Les graisses saturées amoindrissent la réponse du cerveau aux hormones clés de l’appétit, un effet utile dans notre passé évolutif pendant les périodes de pénuries alimentaires, mais plus trop dans nos sociétés bien nourries.
Quand vous passez le week-end à vous gaver d’aliments gras, votre balance n’est pas la seule à souffrir de leur impact sur votre corps. Votre cerveau aussi. Une recherche a montré comment les graisses saturées nous trompent pour manger davantage, et a élucidé les bases évolutionnistes de la propension à prendre du poids dans les pays développés.
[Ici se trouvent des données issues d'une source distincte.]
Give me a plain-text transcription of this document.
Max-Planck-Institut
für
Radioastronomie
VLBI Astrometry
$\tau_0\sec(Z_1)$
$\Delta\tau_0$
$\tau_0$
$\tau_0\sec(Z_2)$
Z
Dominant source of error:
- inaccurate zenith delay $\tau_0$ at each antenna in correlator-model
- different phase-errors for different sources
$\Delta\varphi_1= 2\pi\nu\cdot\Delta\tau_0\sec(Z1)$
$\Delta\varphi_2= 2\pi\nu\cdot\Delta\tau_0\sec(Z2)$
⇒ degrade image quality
Notre physiologie cérébrale, semble-t-il, est “dépassée” dans le monde moderne.
Des chercheurs savent depuis longtemps que les hormones leptine et insuline jouent un rôle dans la régulation de l’appétit et la consommation de nourriture. La leptine des personnes en bonne santé, qui est secrétée par les tissus adipeux, agit comme une bande enregistreuse moléculaire qui mesure notre tour de taille, annulant les sentiments de la faim. L’insuline apparaît quand le pancréas reçoit une bouffée d’augmentation du taux de sucre dans le sang après un repas, une fois que le cerveau détecte cette augmentation, il est connu pour tasser tout désir de nourriture.
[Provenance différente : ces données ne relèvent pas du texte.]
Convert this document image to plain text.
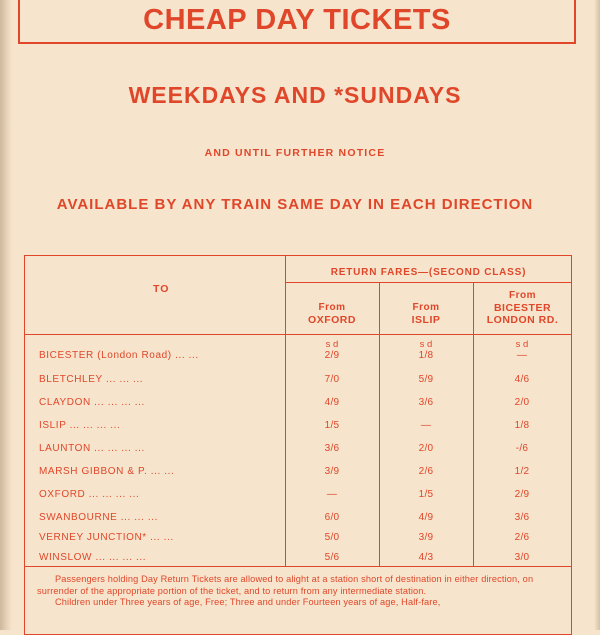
CHEAP DAY TICKETS
WEEKDAYS AND *SUNDAYS
AND UNTIL FURTHER NOTICE
AVAILABLE BY ANY TRAIN SAME DAY IN EACH DIRECTION
TO
RETURN FARES—(SECOND CLASS)
From
OXFORD
From
ISLIP
From
BICESTER
LONDON RD.
s d	s d	s d
BICESTER (London Road) ... ...	2/9	1/8	—
BLETCHLEY ... ... ...	7/0	5/9	4/6
CLAYDON ... ... ... ...	4/9	3/6	2/0
ISLIP ... ... ... ...	1/5	—	1/8
LAUNTON ... ... ... ...	3/6	2/0	-/6
MARSH GIBBON & P. ... ...	3/9	2/6	1/2
OXFORD ... ... ... ...	—	1/5	2/9
SWANBOURNE ... ... ...	6/0	4/9	3/6
VERNEY JUNCTION* ... ...	5/0	3/9	2/6
WINSLOW ... ... ... ...	5/6	4/3	3/0

Passengers holding Day Return Tickets are allowed to alight at a station short of destination in either direction, on surrender of the appropriate portion of the ticket, and to return from any intermediate station.

Children under Three years of age, Free; Three and under Fourteen years of age, Half-fare,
Certains désordres alimentaires et métaboliques peuvent cependant rompre notre capacité à répondre de façon appropriée à ces signaux hormonaux. Dans une étude publiée dans The Journal of Clinical Investigation, des scientifiques ont rapporté avoir dénoué un mécanisme biochimique central derrière l’effet de la graisse sur le cerveau des mammifères. Ils ont trouvé qu’après seulement trois jours d’un régime riche en graisses saturées, ingrédient qu’on trouve fréquemment dans le boeuf et le fromage, les cerveaux des rats devenaient plus résistants à la leptine et à l’insuline. Au contraire, les graisses insaturées, comme celles qu’on trouve dans l’huile d’olive, ne provoquait pas de résistance.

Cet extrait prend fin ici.